E' rimasto ucciso in uno scontro a fuoco tra militari e paramilitari, era nel Paese per l'Oim

La situazione in Sudan è sempre più problematica. “È con grande dolore che confermiamo la morte di un prezioso membro dello staff dell’Oim in Sudan, avvenuta oggi dopo che il suo veicolo è stato coinvolto in un fuoco incrociato a sud di El Obeid”, in Sudan. Lo riferisce l’Organizzazione internazionale per le migrazioni (Oim), agenzia dell’Onu. “L’Oim piange questa tragedia, ribadisce l’appello a porre fine alle violenze e chiede che i civili siano protetti”, fa sapere l’agenzia. 

Il membro dello staff dell’Oim è morto “stamattina dopo che il veicolo su cui viaggiava con la sua famiglia a sud di El Obeid è stato coinvolto nel fuoco incrociato tra due parti in guerra”, ha confermato il direttore generale dell’Oim, Antonio Vitorino. “Sono profondamente addolorato per la morte del nostro collega operatore umanitario e mi unisco al lutto della moglie e del figlio neonato e del nostro team in Sudan”, afferma Vitorino. “La sicurezza di tutto il personale dell’Oim è la mia priorità numero uno”, aggiunge.

Il dipartimento di Stato ha confermato anche l’uccisione di un cittadino statunitense negli scontri in Sudan. “Siamo in contatto con la famiglia, alla quale offriamo le nostre più sentite condoglianze”, ha detto il portavoce Vedant Patel, senza fornire ulteriori dettagli “per rispetto” della famiglia della vittima.

Gli Stati Uniti vogliono essere “pronti” all’evacuazione del loro personale diplomatico “in caso di necessità”. Lo ha riferito il portavoce del Consiglio per la Sicurezza nazionale, John Kirby, confermando che il Pentagono sta posizionando truppe nella regione per fare fronte a ogni evenienza. La situazione in Sudan e a Khartum, ha detto Kirby, rimane “molto tesa” e i combattimenti “continuano”. Kirby ha anche invitato i cittadini Usa presenti nel Paese a “mettersi al sicuro”.

Anche il ministro Tajani ha parlato dei connazionali nel Paese, circa 200 secondo le stime, e di una “situazione preoccupante”.

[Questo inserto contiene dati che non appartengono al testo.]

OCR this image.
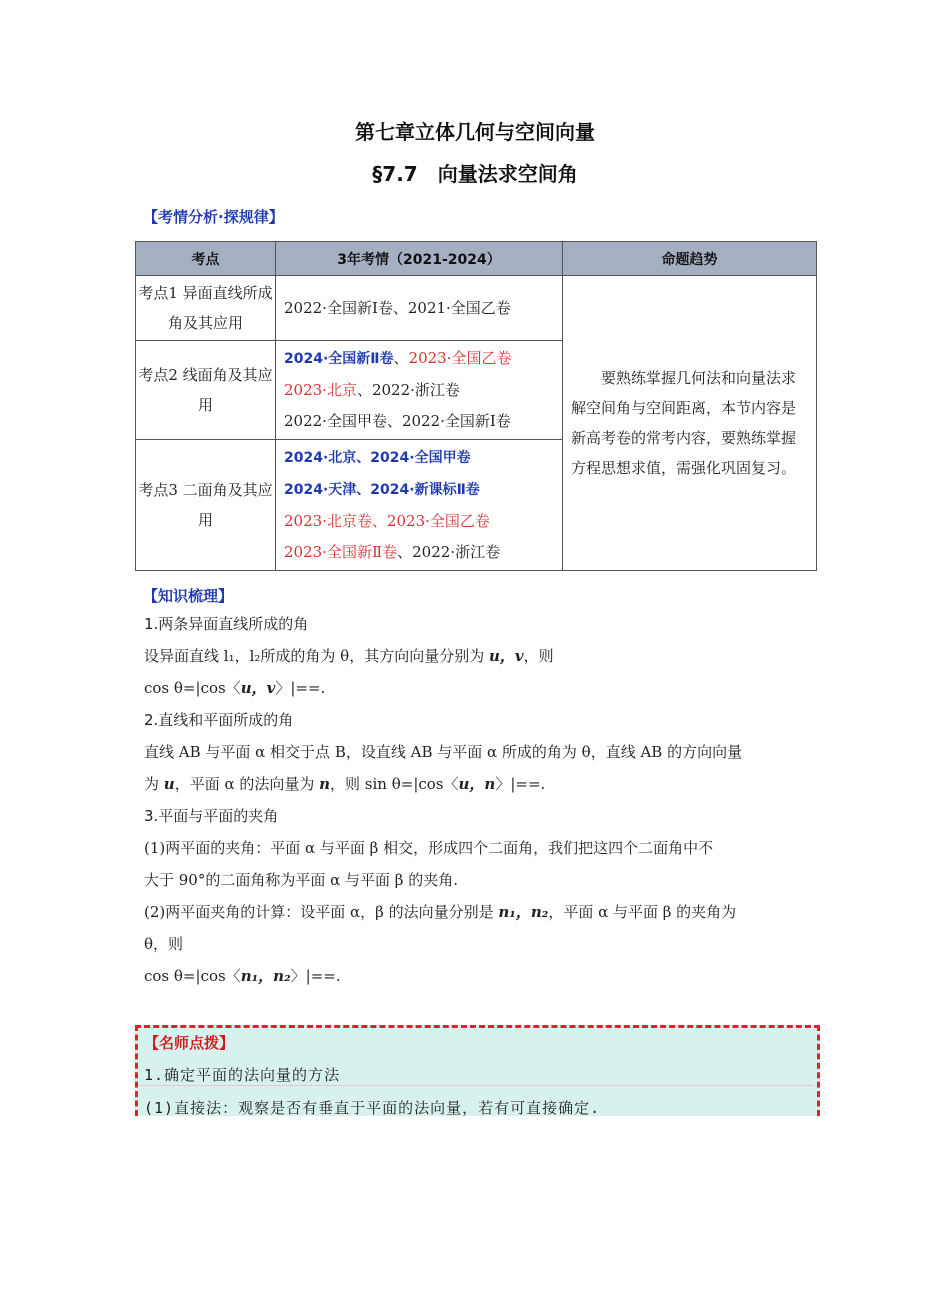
第七章立体几何与空间向量
§7.7　向量法求空间角
【考情分析·探规律】
考点	3年考情（2021-2024）	命题趋势
考点1 异面直线所成角及其应用	2022·全国新Ⅰ卷、2021·全国乙卷	要熟练掌握几何法和向量法求解空间角与空间距离，本节内容是新高考卷的常考内容，要熟练掌握方程思想求值，需强化巩固复习。
考点2 线面角及其应用	2024·全国新Ⅱ卷、2023·全国乙卷
2023·北京、2022·浙江卷
2022·全国甲卷、2022·全国新Ⅰ卷	

考点3 二面角及其应用	2024·北京、2024·全国甲卷
2024·天津、2024·新课标Ⅱ卷
2023·北京卷、2023·全国乙卷
2023·全国新Ⅱ卷、2022·浙江卷	
【知识梳理】

1.两条异面直线所成的角

设异面直线 l₁，l₂所成的角为 θ，其方向向量分别为 u，v，则

cos θ=|cos〈u，v〉|==.

2.直线和平面所成的角

直线 AB 与平面 α 相交于点 B，设直线 AB 与平面 α 所成的角为 θ，直线 AB 的方向向量

为 u，平面 α 的法向量为 n，则 sin θ=|cos〈u，n〉|==.

3.平面与平面的夹角

(1)两平面的夹角：平面 α 与平面 β 相交，形成四个二面角，我们把这四个二面角中不

大于 90°的二面角称为平面 α 与平面 β 的夹角.

(2)两平面夹角的计算：设平面 α，β 的法向量分别是 n₁，n₂，平面 α 与平面 β 的夹角为

θ，则

cos θ=|cos〈n₁，n₂〉|==.

【名师点拨】
1.确定平面的法向量的方法
(1)直接法：观察是否有垂直于平面的法向量，若有可直接确定.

L’Ue pronta all’evacuazione

“Ci sono sette stati membri rappresentati a Khartum e siamo in stretto contatto con tutti gli Stati membri. Stiamo cercando di coordinare un’operazione per far uscire i nostri civili dalla città, che ora si trova in una situazione ad alto rischio. Stiamo lavorando su diverse possibilità per far uscire le persone. Per ora, la valutazione, compresa quella dell’ambasciata Ue, è che non ci siano le condizioni di sicurezza per andare avanti con un’operazione di questo tipo”. Lo riferisce un alto funzionario Ue in vista del Consiglio Ue Affari Esteri di lunedì.

“Seguiremo da vicino la situazione aspettando il momento in cui si possa fare. E in quel momento, secondo le nostre aspettative, saremo pienamente preparati ad andare avanti con l’evacuazione dei nostri cittadini nazionali e dei cittadini dell’Ue“, ha spiegato il funzionario. “Nella storia del Sudan i conflitti sono sempre stati nel Sud Sudan e nelle province a Est. Questa è la prima volta che l’instabilità è nella capitale, e ciò è molto preoccupante”, ha aggiunto.

Esercito accetta tregua di tre giorni per fine Ramadan

L’esercito del Sudan afferma di accettare una tregua di tre giorni per consentire alla popolazione di celebrare la festa musulmana di Eid al-Fitr che conclude il mese sacro del Ramadan. Le forze armate – in una nota ripresa dal Al-Jazeera – ha detto di “sperare” che anche i rivali delle Forze di supporto rapido (Rsf) “rispettino tutti i requisiti della tregua e fermino qualsiasi mossa militare che possa ostacolarla”.